Australia and Indonesia, on the other hand, have so far stood out and seen reasonable domestics demand levels, in some areas even business travel during weekdays. However, for the first time, both countries are now seeing more extended and severe restrictions, and as a result people movement and hotel performance in Australia and Indonesia has been affected drastically.
As seen in our latest press release, Australian markets with longer restrictions have seen occupancy levels below 20%. For the week of 26 July-1 August, the STR-defined Sydney Surrounding market, as well as Sydney, posted 15.6% and 15.8% occupancy levels, respectively. Those were each market’s lowest weekly levels in 2021.
Continued very low demand
On the other side of the spectrum, Sri Lanka, Taiwan, and the Pacific Islands still have a fair number of closed rooms. Other markets such as Vietnam and Cambodia have seen continued impact due to slow vaccination rollout and the continued outbreaks in the countries, which is affecting the economy in general in both markets.
Is the future brighter?
As we’ve seen in one of our previous articles, markets in Asia Pacific, as well as in the rest of the world, have seen shorter booking windows. Islands relying in international demand, such as Phuket or Maldives, have seen an important impact on performance due to the changes in restrictions in their source markets.
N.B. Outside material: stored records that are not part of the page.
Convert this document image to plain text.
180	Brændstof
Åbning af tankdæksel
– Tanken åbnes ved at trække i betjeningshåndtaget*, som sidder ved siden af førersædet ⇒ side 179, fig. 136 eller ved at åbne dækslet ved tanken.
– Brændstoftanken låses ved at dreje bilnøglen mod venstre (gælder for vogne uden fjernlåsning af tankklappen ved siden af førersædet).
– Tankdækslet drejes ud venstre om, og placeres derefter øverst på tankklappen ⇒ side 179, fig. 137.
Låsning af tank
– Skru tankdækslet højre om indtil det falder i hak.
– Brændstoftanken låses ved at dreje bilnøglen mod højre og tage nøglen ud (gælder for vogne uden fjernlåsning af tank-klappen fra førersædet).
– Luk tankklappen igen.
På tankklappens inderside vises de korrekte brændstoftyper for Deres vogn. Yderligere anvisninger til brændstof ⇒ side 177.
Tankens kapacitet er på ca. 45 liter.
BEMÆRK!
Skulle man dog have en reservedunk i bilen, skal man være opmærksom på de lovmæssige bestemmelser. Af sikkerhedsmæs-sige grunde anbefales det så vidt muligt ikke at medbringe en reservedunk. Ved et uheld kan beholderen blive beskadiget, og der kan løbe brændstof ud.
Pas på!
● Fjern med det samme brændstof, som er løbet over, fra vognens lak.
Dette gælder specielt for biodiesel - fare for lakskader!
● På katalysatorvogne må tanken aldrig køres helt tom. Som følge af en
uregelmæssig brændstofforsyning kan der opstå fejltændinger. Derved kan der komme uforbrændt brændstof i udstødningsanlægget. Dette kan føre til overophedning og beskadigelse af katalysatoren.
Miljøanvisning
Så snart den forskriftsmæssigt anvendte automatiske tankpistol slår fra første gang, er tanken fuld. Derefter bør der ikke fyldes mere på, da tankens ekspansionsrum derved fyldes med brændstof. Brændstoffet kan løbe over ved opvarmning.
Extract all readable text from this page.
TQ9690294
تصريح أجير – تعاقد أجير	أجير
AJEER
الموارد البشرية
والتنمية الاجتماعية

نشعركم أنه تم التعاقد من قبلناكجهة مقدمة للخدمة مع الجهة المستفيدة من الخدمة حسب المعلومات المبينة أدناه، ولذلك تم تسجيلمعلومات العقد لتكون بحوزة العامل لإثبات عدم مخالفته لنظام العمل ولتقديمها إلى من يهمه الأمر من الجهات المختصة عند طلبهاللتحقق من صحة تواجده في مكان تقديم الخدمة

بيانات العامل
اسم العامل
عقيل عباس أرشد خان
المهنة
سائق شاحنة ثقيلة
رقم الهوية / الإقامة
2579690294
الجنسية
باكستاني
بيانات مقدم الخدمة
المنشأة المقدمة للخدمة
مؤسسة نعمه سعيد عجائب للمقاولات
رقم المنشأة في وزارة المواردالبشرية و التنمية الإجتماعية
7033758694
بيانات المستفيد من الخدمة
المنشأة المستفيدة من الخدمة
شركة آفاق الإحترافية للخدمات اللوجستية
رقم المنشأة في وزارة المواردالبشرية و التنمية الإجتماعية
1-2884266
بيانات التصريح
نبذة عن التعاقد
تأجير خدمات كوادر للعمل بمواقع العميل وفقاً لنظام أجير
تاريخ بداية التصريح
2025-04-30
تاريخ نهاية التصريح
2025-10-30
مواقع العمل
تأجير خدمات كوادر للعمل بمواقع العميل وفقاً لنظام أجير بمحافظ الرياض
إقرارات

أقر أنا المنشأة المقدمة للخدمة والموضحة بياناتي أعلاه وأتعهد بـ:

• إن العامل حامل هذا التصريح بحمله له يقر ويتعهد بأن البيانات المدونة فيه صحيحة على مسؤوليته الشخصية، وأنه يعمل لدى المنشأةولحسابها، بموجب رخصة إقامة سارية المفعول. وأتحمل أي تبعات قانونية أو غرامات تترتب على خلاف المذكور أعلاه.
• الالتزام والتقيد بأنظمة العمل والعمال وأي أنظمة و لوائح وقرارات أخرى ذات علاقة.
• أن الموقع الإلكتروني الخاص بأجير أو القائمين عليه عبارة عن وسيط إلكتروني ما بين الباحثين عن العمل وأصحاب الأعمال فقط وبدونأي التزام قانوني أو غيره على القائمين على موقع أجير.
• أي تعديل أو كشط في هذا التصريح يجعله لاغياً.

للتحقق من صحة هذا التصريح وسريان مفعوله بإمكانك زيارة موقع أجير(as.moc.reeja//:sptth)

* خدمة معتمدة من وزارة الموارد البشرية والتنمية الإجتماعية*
However, occupancy on the books shows strong demand thanks to traveler’s flexibility to book longer stays along with flexible cancellation policies from hotels and airlines. Thailand villas and alternative accommodations haven seen strong demand from European travelers for the Christmas period. At the same time, some degree of business demand is expected to return in the fourth quarter of 2021.
In conclusion, hotels around the world have learned so much over the past 18 months and improved their relationships with owners and lenders, as well as clients, being able to adapt to the new consumers sentiments and regulation shifts.
In addition, more people are using data to understand how these trends and changes are working and, of course, there are many lessons to learn.